Nur wenn die Immobilie vom Pflegebedürftigen bewohnt wird, bleibt sie für diesen Zeitraum vom Zugriff des Sozialhilfeträgers verschont. Bei großem Pflegebedarf ist aber ein Wohnen in den eigenen vier Wänden nicht mehr möglich. Der Pflegebedürftige muss in einem Pflegeheim versorgt werden. Die Immobilie wird verkauft und der Verkaufserlös für die Kosten der Pflege verwandt. Folge: Das nach vielen Jahren endlich abbezahlte Haus geht an den Staat.

Tipp:

Das Haus vorher an die Kinder übertragen. Hier sind aber wie sich nachfolgend unter Punkt 1-2 ergibt der richtige Zeitpunkt und die richtige Gestaltung des Übergabevertrags entscheidend.

1. Schenkungen/ Übergabeverträge

Wenn das Einkommen und Vermögen der Eltern für die Kosten ihrer Pflege nicht ausreichen, wer zahlt dann?

Haben die Eltern ihren Kindern ihr Haus im Wege der Schenkung übertragen, wird der Sozialhilfeträger das Haus von den Kindern zurückfordern. Nur wenn die Schenkung mehr als 10 Jahre zurückliegt, bleibt das Haus den Kindern erhalten.  

Tipp:

Rechtzeitig schenken!

Oft behalten sich Eltern, die ihr Haus an ihre Kinder übertragen, z.B. das Wohnrecht vor oder verpflichten ihre Kinder zu Pflegeleistungen oder anderen Versorgungsleistungen. Diese sind vor allem bei der Übergabe von landwirtschaftlichen Betrieben oft sehr umfangreich. Vorteil: Diese Rechte mindern natürlich den Wert des übergebenden Hauses. Aber Vorsicht: Diese Rechte fordert der Sozialhilfeträger ein und zwar in Form von Geldzahlungen durch das beschenkte Kind.

Tipp:

Den Übergabevertrag durch einen Rechtsanwalt geschickt gestalten lassen. Dann können Geldzahlungsverpflichtungen des beschenkten Kindes ganz vermieden oder zumindest reduziert werden.

2. Weichende Geschwister/ Elternunterhalt

Kann der Sozialhilfeträger nicht auf das übergebene Haus zugreifen oder reicht auch dessen Wert zur Deckung der Pflegekosten nicht aus, ist er mit seinem Latein noch nicht am Ende.

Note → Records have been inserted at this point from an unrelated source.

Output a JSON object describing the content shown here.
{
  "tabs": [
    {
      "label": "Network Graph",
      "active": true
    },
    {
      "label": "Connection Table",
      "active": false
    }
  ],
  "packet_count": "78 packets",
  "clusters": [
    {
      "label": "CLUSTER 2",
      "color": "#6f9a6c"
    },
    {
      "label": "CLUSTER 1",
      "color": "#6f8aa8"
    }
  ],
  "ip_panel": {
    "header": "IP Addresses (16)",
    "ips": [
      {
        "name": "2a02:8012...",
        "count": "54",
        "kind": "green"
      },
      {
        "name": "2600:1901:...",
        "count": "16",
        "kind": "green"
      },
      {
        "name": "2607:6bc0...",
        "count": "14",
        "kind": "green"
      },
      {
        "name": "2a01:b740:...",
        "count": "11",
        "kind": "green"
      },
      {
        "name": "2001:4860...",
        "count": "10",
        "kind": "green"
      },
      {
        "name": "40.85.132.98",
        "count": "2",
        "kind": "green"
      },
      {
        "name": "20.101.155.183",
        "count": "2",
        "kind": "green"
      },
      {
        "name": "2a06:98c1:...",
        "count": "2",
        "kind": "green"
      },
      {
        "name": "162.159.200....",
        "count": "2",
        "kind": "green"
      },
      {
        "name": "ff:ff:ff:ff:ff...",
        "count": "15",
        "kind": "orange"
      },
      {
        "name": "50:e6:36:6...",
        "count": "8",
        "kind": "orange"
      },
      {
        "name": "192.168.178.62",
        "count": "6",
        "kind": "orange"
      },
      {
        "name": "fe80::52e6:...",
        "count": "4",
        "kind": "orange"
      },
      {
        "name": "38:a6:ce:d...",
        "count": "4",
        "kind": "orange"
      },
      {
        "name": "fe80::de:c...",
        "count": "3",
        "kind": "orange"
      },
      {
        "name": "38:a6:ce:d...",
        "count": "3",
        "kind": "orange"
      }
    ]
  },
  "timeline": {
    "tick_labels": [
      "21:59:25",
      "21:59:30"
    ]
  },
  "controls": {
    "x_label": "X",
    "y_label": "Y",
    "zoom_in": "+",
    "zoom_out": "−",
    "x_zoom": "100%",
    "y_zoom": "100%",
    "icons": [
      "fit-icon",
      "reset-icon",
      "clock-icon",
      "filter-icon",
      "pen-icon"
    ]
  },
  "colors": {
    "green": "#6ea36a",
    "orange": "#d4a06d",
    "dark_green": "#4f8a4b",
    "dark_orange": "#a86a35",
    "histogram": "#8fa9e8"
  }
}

Der Sozialhilfeträger macht dann Unterhaltsansprüche der Eltern gegen ihre Kinder geltend. Mehrere Kinder haften dann entsprechend ihrer Leistungsfähigkeit. Hat ein Kind kein oder nur geringes Vermögen z.B. weil es als Hausfrau oder Hausmann keinen Verdienst hat oder nur einer Teilzeitbeschäftigung nachgeht, ist es noch nicht aus dem Schneider. Auch das Einkommen seines Ehegatten wird mit berücksichtigt.

Sind mehrere Geschwister vorhanden, erhält oft nur ein Kind das Haus, den landwirtschaftlichen Betrieb etc. Die anderen Kinder erhalten Abfindungen in geringer Höhe oder gehen sogar leer aus. Wird ein Betrieb übergeben, verzichten die Geschwister oft sogar auf ihren Pflichtteil. Dies ist auch sinnvoll, damit das übernehmende Kind den Betrieb weiterführen kann.

Kann jetzt der Sozialhilfeträger nicht mehr auf das übergebene Vermögen zugreifen z.B. weil die Schenkung bereits mehr als 10 Jahre zurückliegt, macht es Unterhaltsansprüche, den sogenannten Elternunterhalt gegen alle Kinder geltend. Dabei wird nicht berücksichtigt, dass ein Kind bereits das Haus oder den Betrieb erhalten hat. Ist das Einkommen des beschenkten Kindes geringer als das seiner Geschwister müssen die nicht beschenkten Geschwister zahlen. Das beschenkte Kind dagegen zahlt nicht oder nur einen geringeren Betrag. Dies wird oft als ungerecht empfunden.

Tipp:

Der Übergabevertrag muss durch den Rechtsanwalt so gestaltet werden, dass die ganze Familie damit leben kann. Es soll vermieden werden, dass einzelne Kinder einseitig belastet werden, ohne jemals Begünstigungen erhalten zu haben.

Fazit:

Der Sozialhilfeträger hat viele Möglichkeiten, auf das ersparte Vermögen eines Pflegbedürftigen zuzugreifen. Ist der Pflegefall erst einmal eingetreten, ist es zu spät. Durch vorsorgende Maßnahmen wie z.B. eine geschickte Gestaltung von Übergabeverträgen kann aber das ersparte Vermögen ganz oder teilweise der Familie erhalten bleiben. Wichtig ist es rechtzeitig zu handeln!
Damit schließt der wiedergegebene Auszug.